The EHL has over 100 cores of ARM64 compute, provided by a number of computers from multiple vendors. These computers provide a build system and testing platforms for software optimization, and are used for applied research on ARM64 systems.

Funding

The EHL is generously funded by an NSERC Applied Research Tools and Instruments (ARTI) grant under the CCI program.

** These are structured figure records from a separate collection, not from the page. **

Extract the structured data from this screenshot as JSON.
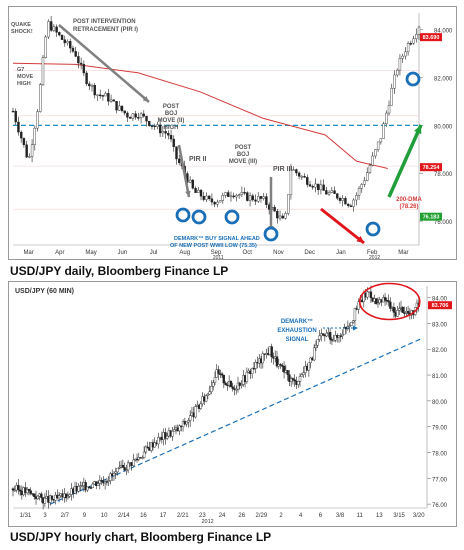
{
  "chart_data": [
    {
      "type": "line",
      "series_kind": "candlestick",
      "caption": "USD/JPY daily, Bloomberg Finance LP",
      "x_labels": [
        "Mar",
        "Apr",
        "May",
        "Jun",
        "Jul",
        "Aug",
        "Sep",
        "Oct",
        "Nov",
        "Dec",
        "Jan",
        "Feb",
        "Mar"
      ],
      "x_sublabels": [
        {
          "text": "2011",
          "after": "Aug"
        },
        {
          "text": "2012",
          "after": "Feb"
        }
      ],
      "y_labels": [
        "84.000",
        "82.000",
        "80.000",
        "78.000",
        "76.000"
      ],
      "ylim": [
        75.0,
        84.7
      ],
      "price_badges": [
        {
          "text": "83.690",
          "value": 83.69,
          "color": "#e0161b"
        },
        {
          "text": "78.254",
          "value": 78.254,
          "color": "#e0161b"
        },
        {
          "text": "76.183",
          "value": 76.183,
          "color": "#20a030"
        }
      ],
      "reference_line": {
        "value": 80.0,
        "style": "dashed",
        "color": "#1a8fc4"
      },
      "moving_average": {
        "name": "200-DMA",
        "label": "200-DMA",
        "value_label": "(78.26)",
        "color": "#d43a3a",
        "points": [
          [
            0,
            82.6
          ],
          [
            2,
            82.55
          ],
          [
            4,
            82.2
          ],
          [
            6,
            81.4
          ],
          [
            8,
            80.3
          ],
          [
            10,
            79.6
          ],
          [
            11,
            78.5
          ],
          [
            12,
            78.2
          ]
        ]
      },
      "price": {
        "points": [
          [
            0,
            80.6
          ],
          [
            0.5,
            78.5
          ],
          [
            0.8,
            80.8
          ],
          [
            1.1,
            84.3
          ],
          [
            1.5,
            83.7
          ],
          [
            2,
            83.0
          ],
          [
            2.3,
            82.0
          ],
          [
            2.7,
            81.3
          ],
          [
            3,
            81.2
          ],
          [
            3.3,
            80.8
          ],
          [
            3.7,
            80.4
          ],
          [
            4,
            80.5
          ],
          [
            4.3,
            80.2
          ],
          [
            4.6,
            79.9
          ],
          [
            5,
            79.6
          ],
          [
            5.2,
            78.7
          ],
          [
            5.5,
            78.0
          ],
          [
            5.8,
            77.2
          ],
          [
            6,
            77.1
          ],
          [
            6.3,
            76.8
          ],
          [
            6.6,
            76.9
          ],
          [
            7,
            77.2
          ],
          [
            7.5,
            77.0
          ],
          [
            8,
            76.9
          ],
          [
            8.5,
            76.2
          ],
          [
            8.7,
            75.9
          ],
          [
            8.9,
            78.2
          ],
          [
            9.3,
            77.8
          ],
          [
            9.8,
            77.4
          ],
          [
            10,
            77.2
          ],
          [
            10.5,
            77.0
          ],
          [
            10.8,
            76.7
          ],
          [
            11,
            77.1
          ],
          [
            11.3,
            77.9
          ],
          [
            11.6,
            78.9
          ],
          [
            11.8,
            79.6
          ],
          [
            12,
            80.8
          ],
          [
            12.3,
            82.4
          ],
          [
            12.6,
            83.3
          ],
          [
            12.8,
            83.7
          ],
          [
            13,
            84.2
          ]
        ]
      },
      "annotations": [
        {
          "text": "QUAKE SHOCK!",
          "color": "#555555"
        },
        {
          "text": "G7 MOVE HIGH",
          "color": "#555555"
        },
        {
          "text": "POST INTERVENTION RETRACEMENT (PIR I)",
          "color": "#555555"
        },
        {
          "text": "POST BOJ MOVE (II) HIGH",
          "color": "#555555"
        },
        {
          "text": "PIR II",
          "color": "#555555"
        },
        {
          "text": "POST BOJ MOVE (III)",
          "color": "#555555"
        },
        {
          "text": "PIR III",
          "color": "#555555"
        },
        {
          "text": "DEMARK™ BUY SIGNAL AHEAD OF NEW POST WWII LOW (75.35)",
          "color": "#1a6fb8"
        }
      ],
      "demark_markers": 6
    },
    {
      "type": "line",
      "series_kind": "candlestick",
      "caption": "USD/JPY hourly chart, Bloomberg Finance LP",
      "title": "USD/JPY (60 MIN)",
      "x_labels": [
        "1/31",
        "3",
        "2/7",
        "9",
        "10",
        "2/14",
        "16",
        "17",
        "2/21",
        "23",
        "24",
        "26",
        "2/29",
        "2",
        "4",
        "6",
        "3/8",
        "11",
        "13",
        "3/15",
        "3/20"
      ],
      "x_sublabel": "2012",
      "y_labels": [
        "84.00",
        "83.00",
        "82.00",
        "81.00",
        "80.00",
        "79.00",
        "78.00",
        "77.00",
        "76.00"
      ],
      "ylim": [
        75.85,
        84.45
      ],
      "price_badge": {
        "text": "83.706",
        "value": 83.706,
        "color": "#e0161b"
      },
      "annotation": {
        "text": "DEMARK™ EXHAUSTION SIGNAL",
        "color": "#1a6fb8"
      },
      "trendline": {
        "from": [
          0.09,
          76.0
        ],
        "to": [
          0.985,
          82.4
        ],
        "style": "dashed",
        "color": "#1a6fb8"
      },
      "highlight": "ellipse around 83.3–84.3 peak",
      "price": {
        "points": [
          [
            0,
            76.6
          ],
          [
            0.03,
            76.5
          ],
          [
            0.08,
            76.15
          ],
          [
            0.11,
            76.2
          ],
          [
            0.15,
            76.55
          ],
          [
            0.2,
            76.85
          ],
          [
            0.24,
            77.1
          ],
          [
            0.28,
            77.55
          ],
          [
            0.31,
            77.9
          ],
          [
            0.34,
            78.4
          ],
          [
            0.37,
            78.7
          ],
          [
            0.4,
            78.9
          ],
          [
            0.43,
            79.4
          ],
          [
            0.45,
            79.8
          ],
          [
            0.47,
            80.3
          ],
          [
            0.49,
            81.1
          ],
          [
            0.51,
            80.8
          ],
          [
            0.53,
            80.5
          ],
          [
            0.56,
            80.9
          ],
          [
            0.58,
            81.3
          ],
          [
            0.6,
            81.6
          ],
          [
            0.62,
            82.0
          ],
          [
            0.64,
            81.4
          ],
          [
            0.66,
            81.0
          ],
          [
            0.68,
            80.7
          ],
          [
            0.7,
            81.1
          ],
          [
            0.72,
            81.6
          ],
          [
            0.74,
            82.4
          ],
          [
            0.76,
            82.6
          ],
          [
            0.78,
            82.4
          ],
          [
            0.8,
            82.8
          ],
          [
            0.82,
            83.2
          ],
          [
            0.84,
            83.9
          ],
          [
            0.86,
            84.25
          ],
          [
            0.88,
            83.7
          ],
          [
            0.9,
            83.95
          ],
          [
            0.92,
            83.4
          ],
          [
            0.94,
            83.6
          ],
          [
            0.96,
            83.3
          ],
          [
            0.98,
            83.7
          ]
        ]
      }
    }
  ]
}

Additional systems installed within the EHL have been provided by OSTEP applied research partners.

Location

EHL is located in CDOT.

Student and Open Source Community Access to EHL Systems

Select systems within EHL are accessible to both open source community members and to students when they are not in use for other OSTEP research.

Pidora Koji System

The Koji buildsystem used for the Pidora project, koji.pidora.ca, uses Calxeda nodes in the EHL as build servers, and will in the future use a system within the EHL as a hub. This system is publicly accessible.

Student Access

Students in SPO600 and SBR600 are given remote access to some EHL ARM computers for specific projects and labs, when they are not being used for OSTEP applied research projects.